You life now is my future fear! My SD16 got her license right away but barley drives (just to school and back mostly), doesn't work, has never done any extra curricular activities (supposedly she is palying soccer now but we'll see how long that lasts) and the one time he told me I looked pretty in fornt of her she said "What about me daddy? Dont I look pretty?" (PUKE!)

Movingonisbest's picture

Did you and DH discuss the issues related to your SD prior to getting married? It really is odd that some of these men think a woman is going to be happy to come in and help coddle their failure to launch adult kid or adult kids. Have you ever asked him what the plan is for her given that she is 20 years old and not supporting herself? Assuming she graduated when she was 17 or 18, she has had 2-3 years to figure something out. 

Your SD is an adult and not a kid, so definitely time to have a strategic conversation on getting your SD to launch into adulthood. I wouldn't let this linger on for years. I hope for the sake of your marriage he is on board with realizing your SD needs to launch and the sooner the better.

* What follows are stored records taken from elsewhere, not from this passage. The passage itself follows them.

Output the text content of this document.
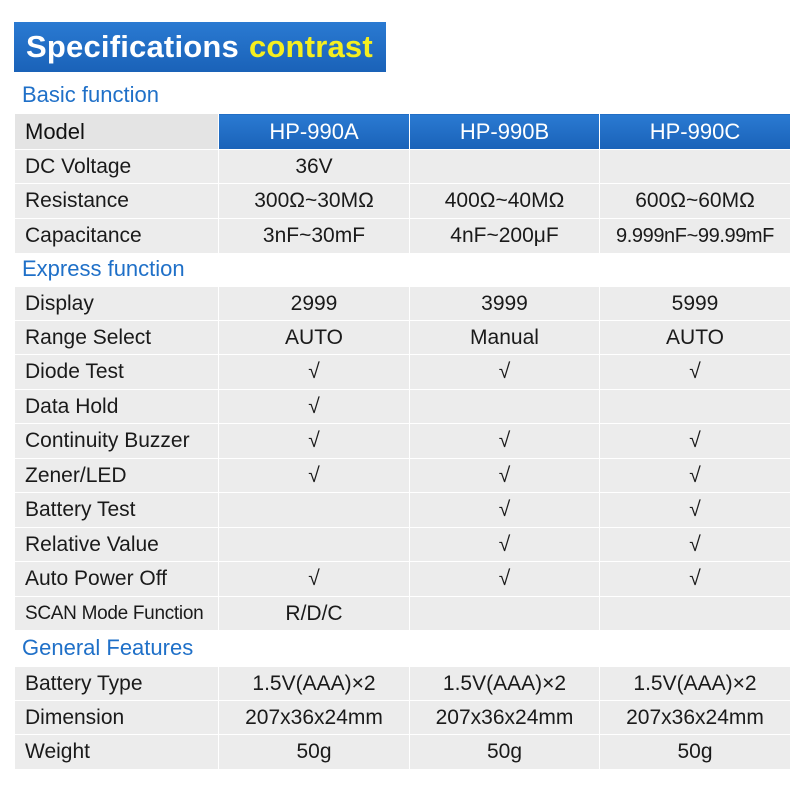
Specifications contrast
Basic function
Model	HP-990A	HP-990B	HP-990C
DC Voltage	36V		
Resistance	300Ω~30MΩ	400Ω~40MΩ	600Ω~60MΩ
Capacitance	3nF~30mF	4nF~200μF	9.999nF~99.99mF
Express function
Display	2999	3999	5999
Range Select	AUTO	Manual	AUTO
Diode Test	√	√	√
Data Hold	√		
Continuity Buzzer	√	√	√
Zener/LED	√	√	√
Battery Test		√	√
Relative Value		√	√
Auto Power Off	√	√	√
SCAN Mode Function	R/D/C		
General Features
Battery Type	1.5V(AAA)×2	1.5V(AAA)×2	1.5V(AAA)×2
Dimension	207x36x24mm	207x36x24mm	207x36x24mm
Weight	50g	50g	50g
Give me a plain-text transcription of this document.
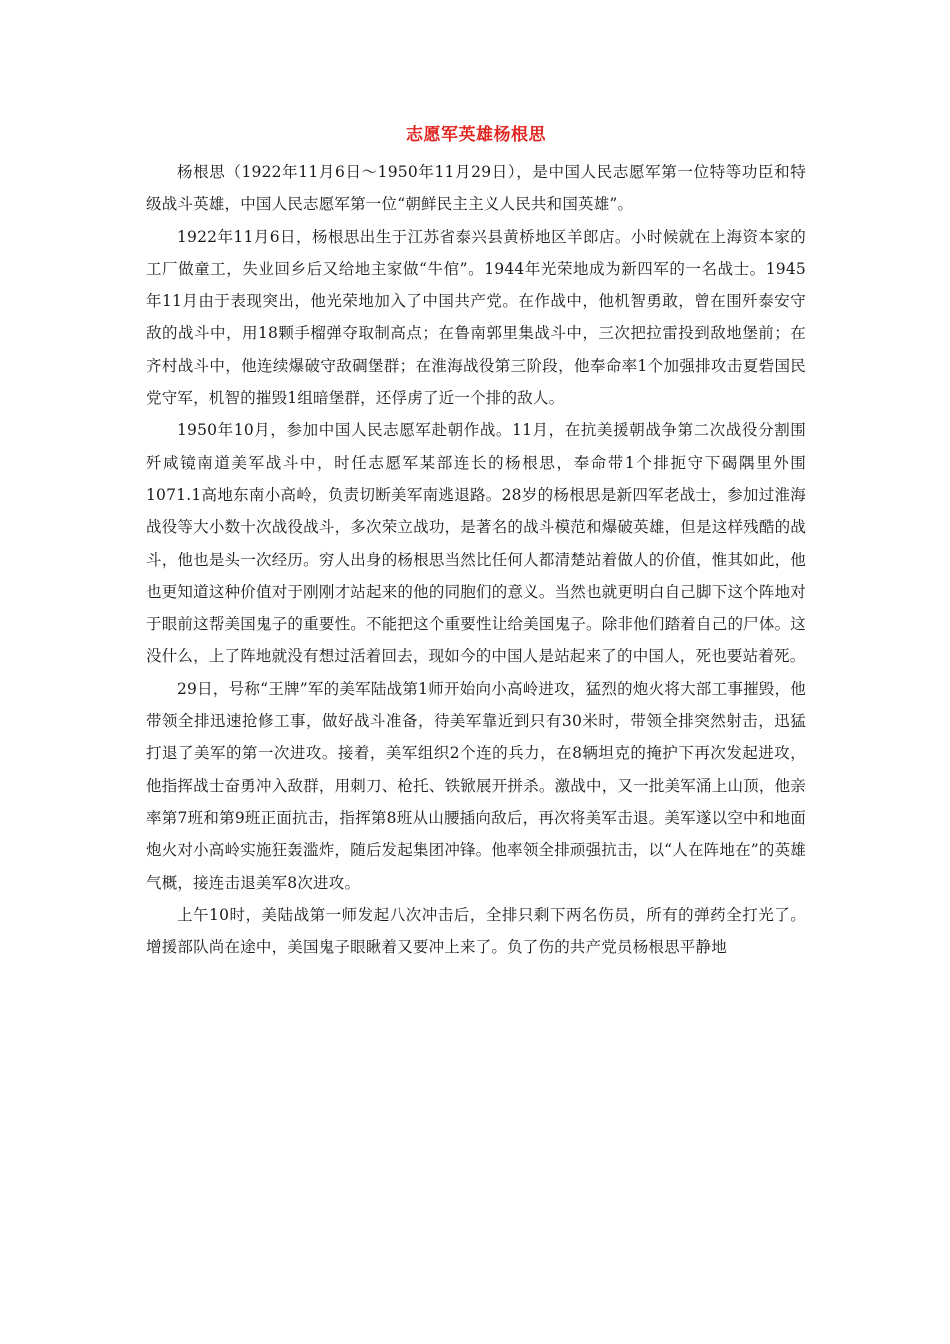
志愿军英雄杨根思

杨根思（1922年11月6日～1950年11月29日），是中国人民志愿军第一位特等功臣和特级战斗英雄，中国人民志愿军第一位“朝鲜民主主义人民共和国英雄”。

1922年11月6日，杨根思出生于江苏省泰兴县黄桥地区羊郎店。小时候就在上海资本家的工厂做童工，失业回乡后又给地主家做“牛倌”。1944年光荣地成为新四军的一名战士。1945年11月由于表现突出，他光荣地加入了中国共产党。在作战中，他机智勇敢，曾在围歼泰安守敌的战斗中，用18颗手榴弹夺取制高点；在鲁南郭里集战斗中，三次把拉雷投到敌地堡前；在齐村战斗中，他连续爆破守敌碉堡群；在淮海战役第三阶段，他奉命率1个加强排攻击夏砦国民党守军，机智的摧毁1组暗堡群，还俘虏了近一个排的敌人。

1950年10月，参加中国人民志愿军赴朝作战。11月，在抗美援朝战争第二次战役分割围歼咸镜南道美军战斗中，时任志愿军某部连长的杨根思，奉命带1个排扼守下碣隅里外围1071.1高地东南小高岭，负责切断美军南逃退路。28岁的杨根思是新四军老战士，参加过淮海战役等大小数十次战役战斗，多次荣立战功，是著名的战斗模范和爆破英雄，但是这样残酷的战斗，他也是头一次经历。穷人出身的杨根思当然比任何人都清楚站着做人的价值，惟其如此，他也更知道这种价值对于刚刚才站起来的他的同胞们的意义。当然也就更明白自己脚下这个阵地对于眼前这帮美国鬼子的重要性。不能把这个重要性让给美国鬼子。除非他们踏着自己的尸体。这没什么，上了阵地就没有想过活着回去，现如今的中国人是站起来了的中国人，死也要站着死。

29日，号称“王牌”军的美军陆战第1师开始向小高岭进攻，猛烈的炮火将大部工事摧毁，他带领全排迅速抢修工事，做好战斗准备，待美军靠近到只有30米时，带领全排突然射击，迅猛打退了美军的第一次进攻。接着，美军组织2个连的兵力，在8辆坦克的掩护下再次发起进攻，他指挥战士奋勇冲入敌群，用刺刀、枪托、铁锨展开拼杀。激战中，又一批美军涌上山顶，他亲率第7班和第9班正面抗击，指挥第8班从山腰插向敌后，再次将美军击退。美军遂以空中和地面炮火对小高岭实施狂轰滥炸，随后发起集团冲锋。他率领全排顽强抗击，以“人在阵地在”的英雄气概，接连击退美军8次进攻。

上午10时，美陆战第一师发起八次冲击后，全排只剩下两名伤员，所有的弹药全打光了。增援部队尚在途中，美国鬼子眼瞅着又要冲上来了。负了伤的共产党员杨根思平静地
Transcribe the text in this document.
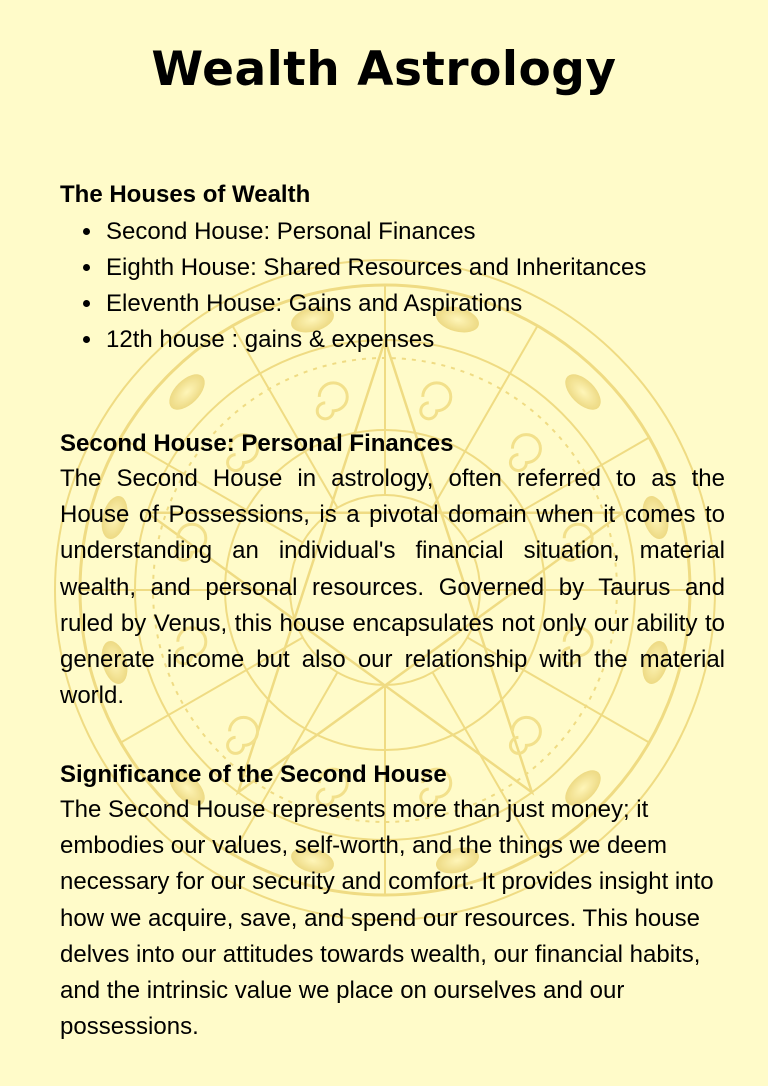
Wealth Astrology
The Houses of Wealth
• Second House: Personal Finances
• Eighth House: Shared Resources and Inheritances
• Eleventh House: Gains and Aspirations
• 12th house : gains & expenses
Second House: Personal Finances

The Second House in astrology, often referred to as the House of Possessions, is a pivotal domain when it comes to understanding an individual's financial situation, material wealth, and personal resources. Governed by Taurus and ruled by Venus, this house encapsulates not only our ability to generate income but also our relationship with the material world.

Significance of the Second House

The Second House represents more than just money; it embodies our values, self-worth, and the things we deem necessary for our security and comfort. It provides insight into how we acquire, save, and spend our resources. This house delves into our attitudes towards wealth, our financial habits, and the intrinsic value we place on ourselves and our possessions.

I was with a man that I told upfront that since my adult kids are independent, I only date men who have adult kids that are independent. Despite all of our adult kids being around the same age, mine were independent and he lied and covered up the fact his were not until he couldn't cover it up anymore.  So while my adult kids were working and supporting themselves, none of his adult kids worked enough to take care of themselves, they all lived with other people, the ones who had kids couldn't afford to take care of them, and they regularly called for money (one even demanded money).  I later found out that was where a lot of his irritability would come from. I ended the relationship with him because I earned significantly more than him, had less adult kids than him, he was dishonest, I wasn't helping financially support his adult kids, and I could tell this was going to be an ongoing problem. Life is so much better without him and those issues.

caninelover's picture

You guys need to agree on how much longer is reasonable and set a deadline for her to move out.

The rides are ridiculous.  A 20 year old is responsible for their own transportation.  If she doesn't want to drive then she should walk or take the bus.  

If she is not in school full time she works full time.  Even if that means doing all the chores around the house for the extra hours.  Or volunteering somewhere for another 10-20 hrs a week.

No way she is leaving home unless pushed.